7. Si M. B fait valoir que le préfet de police ne caractérise nullement un risque de fuite, il résulte de ce qui a été exposé au point 3 ainsi que des dix signalements relatifs à des faits de vol dont il a fait l'objet au cours des années 2023 et 2024 que son comportement constitue une menace pour l'ordre public au sens des dispositions du 1° de l'article L. 612-1 du code de l'entrée et du séjour des étrangers et du droit d'asile, nonobstant l'absence de condamnation prononcée à son encontre à la date de la décision attaquée. Dès lors, le préfet pouvait pour ce seul motif refuser d'accorder à M. B un délai de départ volontaire. En outre, il est constant que M. B ne peut justifier être entré régulièrement sur le territoire français, n'a pas sollicité la délivrance d'un titre de séjour et ne justifie pas d'une résidence effective et permanente dans un local affecté à son habitation. Dans ces circonstances, le préfet de police a pu, sur ces motifs, regarder comme établi, au regard du 3° de l'article L. 612-2 et des 1° et 8° de l'article L. 612-3 du code de l'entrée et du séjour des étrangers et du droit d'asile, le risque que l'intéressé se soustraie à l'obligation de quitter le territoire prise à son encontre et lui refuser un délai de départ volontaire. Il s'ensuit que le moyen tiré de l'erreur manifeste d'appréciation doit être écarté.

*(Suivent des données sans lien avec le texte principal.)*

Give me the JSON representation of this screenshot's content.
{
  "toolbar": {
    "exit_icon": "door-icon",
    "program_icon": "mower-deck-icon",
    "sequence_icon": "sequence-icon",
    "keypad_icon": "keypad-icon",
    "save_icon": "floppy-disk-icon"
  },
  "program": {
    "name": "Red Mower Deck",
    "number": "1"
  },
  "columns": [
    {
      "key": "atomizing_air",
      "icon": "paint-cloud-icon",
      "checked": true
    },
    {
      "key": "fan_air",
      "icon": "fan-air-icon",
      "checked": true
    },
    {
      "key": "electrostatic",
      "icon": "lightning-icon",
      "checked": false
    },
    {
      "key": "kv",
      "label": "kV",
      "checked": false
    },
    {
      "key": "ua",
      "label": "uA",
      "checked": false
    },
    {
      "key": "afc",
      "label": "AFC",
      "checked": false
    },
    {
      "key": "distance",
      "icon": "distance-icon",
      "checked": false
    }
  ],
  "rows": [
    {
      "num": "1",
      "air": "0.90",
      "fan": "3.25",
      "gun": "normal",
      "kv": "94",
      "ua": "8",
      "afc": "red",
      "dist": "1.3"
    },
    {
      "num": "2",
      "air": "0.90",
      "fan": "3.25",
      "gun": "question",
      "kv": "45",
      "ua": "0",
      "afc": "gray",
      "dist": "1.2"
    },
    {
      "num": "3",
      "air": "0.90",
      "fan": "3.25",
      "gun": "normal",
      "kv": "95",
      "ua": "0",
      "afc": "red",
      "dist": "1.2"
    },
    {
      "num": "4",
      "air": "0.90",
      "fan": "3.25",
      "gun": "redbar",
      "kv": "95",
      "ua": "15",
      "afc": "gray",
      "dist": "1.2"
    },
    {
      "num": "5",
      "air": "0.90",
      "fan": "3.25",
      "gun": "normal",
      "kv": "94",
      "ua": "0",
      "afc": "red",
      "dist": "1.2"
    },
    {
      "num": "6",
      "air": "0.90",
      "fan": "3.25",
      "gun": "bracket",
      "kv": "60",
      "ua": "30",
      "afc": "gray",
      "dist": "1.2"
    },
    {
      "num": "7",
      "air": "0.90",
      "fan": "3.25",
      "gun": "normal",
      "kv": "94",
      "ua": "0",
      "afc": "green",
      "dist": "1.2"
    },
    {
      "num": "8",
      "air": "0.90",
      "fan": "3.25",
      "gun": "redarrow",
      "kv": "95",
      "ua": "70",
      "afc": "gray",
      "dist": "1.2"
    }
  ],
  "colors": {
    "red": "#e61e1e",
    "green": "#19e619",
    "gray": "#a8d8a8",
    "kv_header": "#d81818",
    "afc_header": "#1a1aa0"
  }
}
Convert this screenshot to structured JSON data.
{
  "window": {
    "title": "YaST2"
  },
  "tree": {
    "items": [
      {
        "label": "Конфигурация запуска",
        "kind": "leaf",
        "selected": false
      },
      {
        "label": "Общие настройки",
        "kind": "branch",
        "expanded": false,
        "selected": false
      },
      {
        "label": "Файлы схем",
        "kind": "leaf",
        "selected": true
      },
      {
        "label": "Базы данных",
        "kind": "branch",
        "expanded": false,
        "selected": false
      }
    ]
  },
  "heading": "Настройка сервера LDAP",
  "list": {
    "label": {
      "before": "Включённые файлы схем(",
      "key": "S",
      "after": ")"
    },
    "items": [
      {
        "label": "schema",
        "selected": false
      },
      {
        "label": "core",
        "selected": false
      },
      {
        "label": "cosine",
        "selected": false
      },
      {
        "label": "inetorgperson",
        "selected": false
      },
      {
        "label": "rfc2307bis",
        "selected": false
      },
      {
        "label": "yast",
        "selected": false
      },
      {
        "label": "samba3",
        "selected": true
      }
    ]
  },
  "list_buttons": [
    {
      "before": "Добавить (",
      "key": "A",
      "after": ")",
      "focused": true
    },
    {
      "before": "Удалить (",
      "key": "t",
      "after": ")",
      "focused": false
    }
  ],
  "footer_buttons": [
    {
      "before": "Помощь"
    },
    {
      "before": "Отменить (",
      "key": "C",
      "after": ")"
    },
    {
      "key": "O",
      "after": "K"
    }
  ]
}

En ce qui concerne la décision fixant le pays de destination :

8. Les pièces du dossier ne sont pas de nature à établir que la décision fixant le pays de destination serait entachée d'une erreur manifeste d'appréciation.

En ce qui concerne la décision d'interdiction de retour sur le territoire français :

9. Au regard des faits graves pour lesquels il a été signalé et ne pouvant se prévaloir d'aucune circonstance humanitaire, la durée de trente-six mois d'interdiction de retour n'est pas disproportionnée. Dès lors, le moyen tiré de l'erreur manifeste d'appréciation doit être écarté.

10. Il résulte de tout ce qui précède que la requête de M. B doit être rejetée, en toutes ses conclusions.

D E C I D E :

Article 1er : La requête de M. B est rejetée.

Article 2 : Le présent jugement sera notifié à M. C B et au préfet de police.

Lu en audience publique le 6 juin 2024.

Le magistrat désigné,

D. HEMERYLe greffier,

R. DRAI

La République mande et ordonne au préfet de police en ce qui le concerne ou à tous commissaires de justice à ce requis en ce qui concerne les voies de droit commun contre les parties privées, de pourvoir à l'exécution de la présente décision.